However, there is a growing literature that has focused on the prevention of invasive species introductions and preparedness for these events, rather than retrospective analyses of introductions (e.g., Perrings et al. [25],Shogren [26], Brown et al. [27], Barbier and Shogren [28], Eiswerth and van Kooten [29], Endress [30], Horan et al. [6], Kaiser and Roumasset [31], Olson and Roy [32], Perrings et al. [33], and Settle and Shogren [34]). A portion of this literature has focused on border inspections to prevent introductions.(Shogren [26] provides a theoretical model of a policy maker who is charged with allocating resources to reducing the probability of an invasive species event (mitigation) and to reducing the adverse consequences of an introduction (adaptation). One could think of border inspections as part of the set of mitigation strategies, but Shogren is not explicit about this.)McAusland and Costello [35] present theoretical models of international trade to consider the simultaneous choices of a tariff and inspections to prevent the entry of infested commodities. Surkov et al. [36] focus on allocating fixed inspection resources across commodities and countries of origin to minimize the expected costs of introduced pests. They apply their model to inspections of chrysanthemum cuttings (Dendranthema grandiflora) imported to the Netherlands. Importantly, each of these works relies on known probability density functions, and hence, are models of risk rather than of uncertainty.
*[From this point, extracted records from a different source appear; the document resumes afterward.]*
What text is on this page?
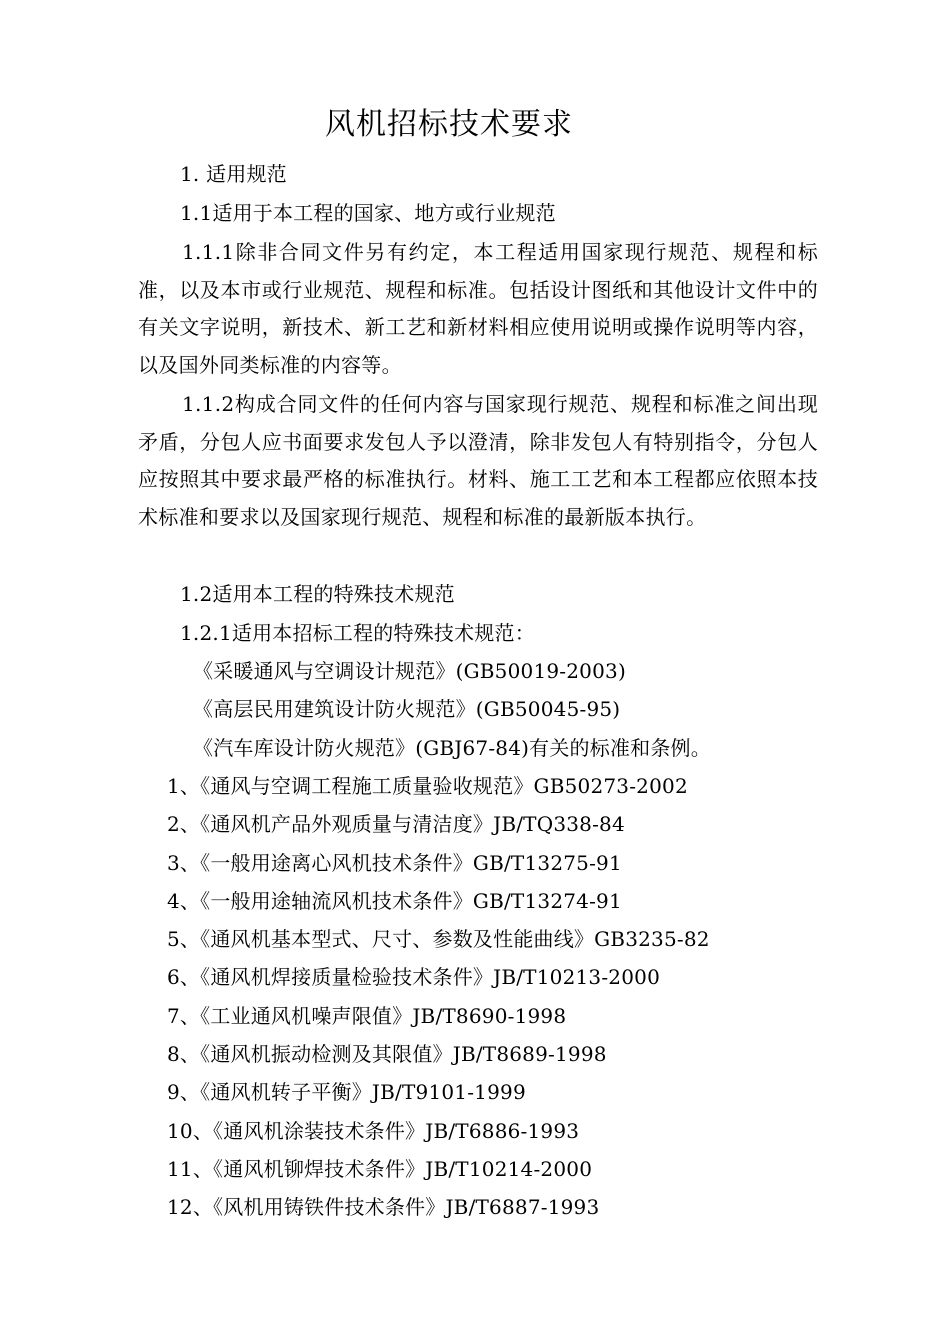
风机招标技术要求
1. 适用规范
1.1适用于本工程的国家、地方或行业规范
1.1.1除非合同文件另有约定，本工程适用国家现行规范、规程和标准，以及本市或行业规范、规程和标准。包括设计图纸和其他设计文件中的有关文字说明，新技术、新工艺和新材料相应使用说明或操作说明等内容，以及国外同类标准的内容等。
1.1.2构成合同文件的任何内容与国家现行规范、规程和标准之间出现矛盾，分包人应书面要求发包人予以澄清，除非发包人有特别指令，分包人应按照其中要求最严格的标准执行。材料、施工工艺和本工程都应依照本技术标准和要求以及国家现行规范、规程和标准的最新版本执行。
1.2适用本工程的特殊技术规范
1.2.1适用本招标工程的特殊技术规范：
《采暖通风与空调设计规范》(GB50019-2003)
《高层民用建筑设计防火规范》(GB50045-95)
《汽车库设计防火规范》(GBJ67-84)有关的标准和条例。
1、《通风与空调工程施工质量验收规范》GB50273-2002
2、《通风机产品外观质量与清洁度》JB/TQ338-84
3、《一般用途离心风机技术条件》GB/T13275-91
4、《一般用途轴流风机技术条件》GB/T13274-91
5、《通风机基本型式、尺寸、参数及性能曲线》GB3235-82
6、《通风机焊接质量检验技术条件》JB/T10213-2000
7、《工业通风机噪声限值》JB/T8690-1998
8、《通风机振动检测及其限值》JB/T8689-1998
9、《通风机转子平衡》JB/T9101-1999
10、《通风机涂装技术条件》JB/T6886-1993
11、《通风机铆焊技术条件》JB/T10214-2000
12、《风机用铸铁件技术条件》JB/T6887-1993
Moffitt et al. [14, 15] examine the inspection problem with info-gap models of uncertainty. Moffitt et al. [14] develop a robust sample size for a risk averse decision maker faced with inspecting a generic shipping problem in which a shipment may contain at most a single contaminated item. Moffitt et al. [15] evaluate the relative robustness of alternative inspection rules for a risk neutral decision maker when the number of contaminated items can vary, but they assume that the loss when an invasive pest gets past port inspections is known. We extend this work in two important directions. First, we allow several elements of the inspection problem to be uncertain including the number of contaminated items in a shipment, the costs of inspections, and potential losses due to inspection failure. Second, we use recently available unpublished data provided by the U. S. Department of Homeland Security to illustrate the potential of our model to determine robust inspection rules.

We demonstrate the utility of our approach by comparing robust inspection rules to the AQI 2% rule. We find that optimal inspection rules provide significant increases in robustness over the AQI rule over a wide range of feasible performance criteria. Moreover, robust inspection rules suggest significantly more scrutiny of incoming shipments than the AQI rule. This suggests a reallocation of federal resources to more intense inspections and away from efforts to deal with invasives that get through the inspection process.
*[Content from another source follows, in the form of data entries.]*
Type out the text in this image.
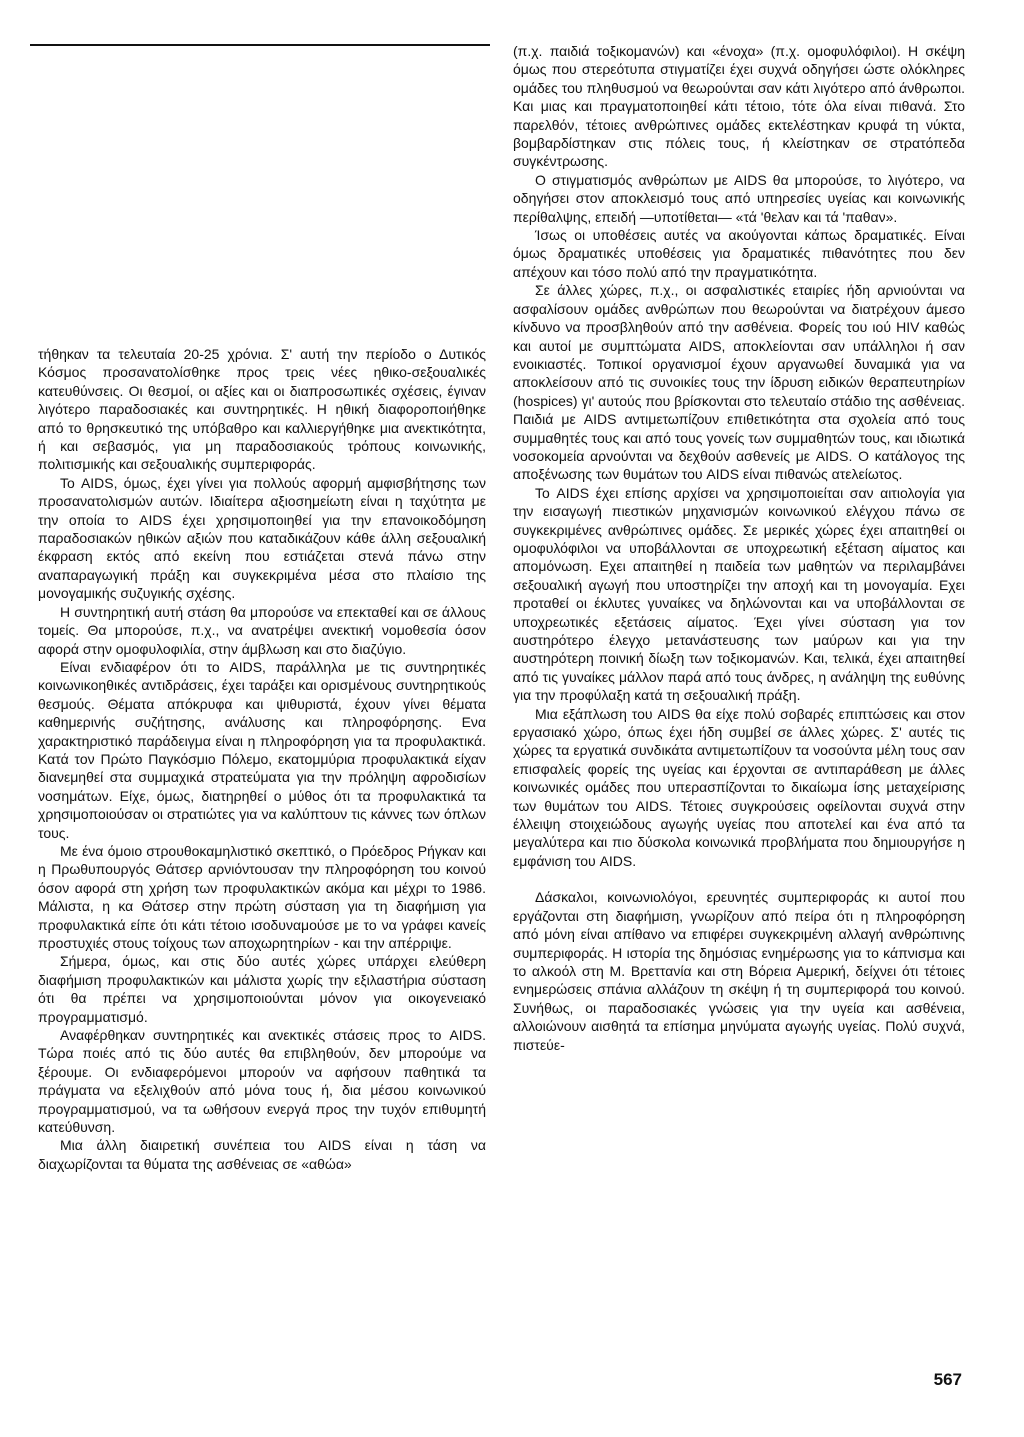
τήθηκαν τα τελευταία 20-25 χρόνια. Σ' αυτή την περίοδο ο Δυτικός Κόσμος προσανατολίσθηκε προς τρεις νέες ηθικο-σεξουαλικές κατευθύνσεις. Οι θεσμοί, οι αξίες και οι διαπροσωπικές σχέσεις, έγιναν λιγότερο παραδοσιακές και συντηρητικές. Η ηθική διαφοροποιήθηκε από το θρησκευτικό της υπόβαθρο και καλλιεργήθηκε μια ανεκτικότητα, ή και σεβασμός, για μη παραδοσιακούς τρόπους κοινωνικής, πολιτισμικής και σεξουαλικής συμπεριφοράς.

Το AIDS, όμως, έχει γίνει για πολλούς αφορμή αμφισβήτησης των προσανατολισμών αυτών. Ιδιαίτερα αξιοσημείωτη είναι η ταχύτητα με την οποία το AIDS έχει χρησιμοποιηθεί για την επανοικοδόμηση παραδοσιακών ηθικών αξιών που καταδικάζουν κάθε άλλη σεξουαλική έκφραση εκτός από εκείνη που εστιάζεται στενά πάνω στην αναπαραγωγική πράξη και συγκεκριμένα μέσα στο πλαίσιο της μονογαμικής συζυγικής σχέσης.

Η συντηρητική αυτή στάση θα μπορούσε να επεκταθεί και σε άλλους τομείς. Θα μπορούσε, π.χ., να ανατρέψει ανεκτική νομοθεσία όσον αφορά στην ομοφυλοφιλία, στην άμβλωση και στο διαζύγιο.

Είναι ενδιαφέρον ότι το AIDS, παράλληλα με τις συντηρητικές κοινωνικοηθικές αντιδράσεις, έχει ταράξει και ορισμένους συντηρητικούς θεσμούς. Θέματα απόκρυφα και ψιθυριστά, έχουν γίνει θέματα καθημερινής συζήτησης, ανάλυσης και πληροφόρησης. Ενα χαρακτηριστικό παράδειγμα είναι η πληροφόρηση για τα προφυλακτικά. Κατά τον Πρώτο Παγκόσμιο Πόλεμο, εκατομμύρια προφυλακτικά είχαν διανεμηθεί στα συμμαχικά στρατεύματα για την πρόληψη αφροδισίων νοσημάτων. Είχε, όμως, διατηρηθεί ο μύθος ότι τα προφυλακτικά τα χρησιμοποιούσαν οι στρατιώτες για να καλύπτουν τις κάννες των όπλων τους.

Με ένα όμοιο στρουθοκαμηλιστικό σκεπτικό, ο Πρόεδρος Ρήγκαν και η Πρωθυπουργός Θάτσερ αρνιόντουσαν την πληροφόρηση του κοινού όσον αφορά στη χρήση των προφυλακτικών ακόμα και μέχρι το 1986. Μάλιστα, η κα Θάτσερ στην πρώτη σύσταση για τη διαφήμιση για προφυλακτικά είπε ότι κάτι τέτοιο ισοδυναμούσε με το να γράφει κανείς προστυχιές στους τοίχους των αποχωρητηρίων - και την απέρριψε.

Σήμερα, όμως, και στις δύο αυτές χώρες υπάρχει ελεύθερη διαφήμιση προφυλακτικών και μάλιστα χωρίς την εξιλαστήρια σύσταση ότι θα πρέπει να χρησιμοποιούνται μόνον για οικογενειακό προγραμματισμό.

Αναφέρθηκαν συντηρητικές και ανεκτικές στάσεις προς το AIDS. Τώρα ποιές από τις δύο αυτές θα επιβληθούν, δεν μπορούμε να ξέρουμε. Οι ενδιαφερόμενοι μπορούν να αφήσουν παθητικά τα πράγματα να εξελιχθούν από μόνα τους ή, δια μέσου κοινωνικού προγραμματισμού, να τα ωθήσουν ενεργά προς την τυχόν επιθυμητή κατεύθυνση.

Μια άλλη διαιρετική συνέπεια του AIDS είναι η τάση να διαχωρίζονται τα θύματα της ασθένειας σε «αθώα»

(π.χ. παιδιά τοξικομανών) και «ένοχα» (π.χ. ομοφυλόφιλοι). Η σκέψη όμως που στερεότυπα στιγματίζει έχει συχνά οδηγήσει ώστε ολόκληρες ομάδες του πληθυσμού να θεωρούνται σαν κάτι λιγότερο από άνθρωποι. Και μιας και πραγματοποιηθεί κάτι τέτοιο, τότε όλα είναι πιθανά. Στο παρελθόν, τέτοιες ανθρώπινες ομάδες εκτελέστηκαν κρυφά τη νύκτα, βομβαρδίστηκαν στις πόλεις τους, ή κλείστηκαν σε στρατόπεδα συγκέντρωσης.

Ο στιγματισμός ανθρώπων με AIDS θα μπορούσε, το λιγότερο, να οδηγήσει στον αποκλεισμό τους από υπηρεσίες υγείας και κοινωνικής περίθαλψης, επειδή —υποτίθεται— «τά 'θελαν και τά 'παθαν».

Ίσως οι υποθέσεις αυτές να ακούγονται κάπως δραματικές. Είναι όμως δραματικές υποθέσεις για δραματικές πιθανότητες που δεν απέχουν και τόσο πολύ από την πραγματικότητα.

Σε άλλες χώρες, π.χ., οι ασφαλιστικές εταιρίες ήδη αρνιούνται να ασφαλίσουν ομάδες ανθρώπων που θεωρούνται να διατρέχουν άμεσο κίνδυνο να προσβληθούν από την ασθένεια. Φορείς του ιού HIV καθώς και αυτοί με συμπτώματα AIDS, αποκλείονται σαν υπάλληλοι ή σαν ενοικιαστές. Τοπικοί οργανισμοί έχουν αργανωθεί δυναμικά για να αποκλείσουν από τις συνοικίες τους την ίδρυση ειδικών θεραπευτηρίων (hospices) γι' αυτούς που βρίσκονται στο τελευταίο στάδιο της ασθένειας. Παιδιά με AIDS αντιμετωπίζουν επιθετικότητα στα σχολεία από τους συμμαθητές τους και από τους γονείς των συμμαθητών τους, και ιδιωτικά νοσοκομεία αρνούνται να δεχθούν ασθενείς με AIDS. Ο κατάλογος της αποξένωσης των θυμάτων του AIDS είναι πιθανώς ατελείωτος.

Το AIDS έχει επίσης αρχίσει να χρησιμοποιείται σαν αιτιολογία για την εισαγωγή πιεστικών μηχανισμών κοινωνικού ελέγχου πάνω σε συγκεκριμένες ανθρώπινες ομάδες. Σε μερικές χώρες έχει απαιτηθεί οι ομοφυλόφιλοι να υποβάλλονται σε υποχρεωτική εξέταση αίματος και απομόνωση. Εχει απαιτηθεί η παιδεία των μαθητών να περιλαμβάνει σεξουαλική αγωγή που υποστηρίζει την αποχή και τη μονογαμία. Εχει προταθεί οι έκλυτες γυναίκες να δηλώνονται και να υποβάλλονται σε υποχρεωτικές εξετάσεις αίματος. Έχει γίνει σύσταση για τον αυστηρότερο έλεγχο μετανάστευσης των μαύρων και για την αυστηρότερη ποινική δίωξη των τοξικομανών. Και, τελικά, έχει απαιτηθεί από τις γυναίκες μάλλον παρά από τους άνδρες, η ανάληψη της ευθύνης για την προφύλαξη κατά τη σεξουαλική πράξη.

Μια εξάπλωση του AIDS θα είχε πολύ σοβαρές επιπτώσεις και στον εργασιακό χώρο, όπως έχει ήδη συμβεί σε άλλες χώρες. Σ' αυτές τις χώρες τα εργατικά συνδικάτα αντιμετωπίζουν τα νοσούντα μέλη τους σαν επισφαλείς φορείς της υγείας και έρχονται σε αντιπαράθεση με άλλες κοινωνικές ομάδες που υπερασπίζονται το δικαίωμα ίσης μεταχείρισης των θυμάτων του AIDS. Τέτοιες συγκρούσεις οφείλονται συχνά στην έλλειψη στοιχειώδους αγωγής υγείας που αποτελεί και ένα από τα μεγαλύτερα και πιο δύσκολα κοινωνικά προβλήματα που δημιουργήσε η εμφάνιση του AIDS.

Δάσκαλοι, κοινωνιολόγοι, ερευνητές συμπεριφοράς κι αυτοί που εργάζονται στη διαφήμιση, γνωρίζουν από πείρα ότι η πληροφόρηση από μόνη είναι απίθανο να επιφέρει συγκεκριμένη αλλαγή ανθρώπινης συμπεριφοράς. Η ιστορία της δημόσιας ενημέρωσης για το κάπνισμα και το αλκοόλ στη Μ. Βρεττανία και στη Βόρεια Αμερική, δείχνει ότι τέτοιες ενημερώσεις σπάνια αλλάζουν τη σκέψη ή τη συμπεριφορά του κοινού. Συνήθως, οι παραδοσιακές γνώσεις για την υγεία και ασθένεια, αλλοιώνουν αισθητά τα επίσημα μηνύματα αγωγής υγείας. Πολύ συχνά, πιστεύε-

567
The rest of the paper proceeds as follows. We present the model of choosing inspection rules that are maximally robust to the uncertainty in the problem of detecting invasive species at ports in the next section. In the third section we apply the model with data about shipments that are subject to AQI, costs of inspections, and funds allocated to deal with pest introduction and outbreaks. The third section also contains our comparison of robust inspection rules to the AQI 2% rule. We conclude in the fourth section.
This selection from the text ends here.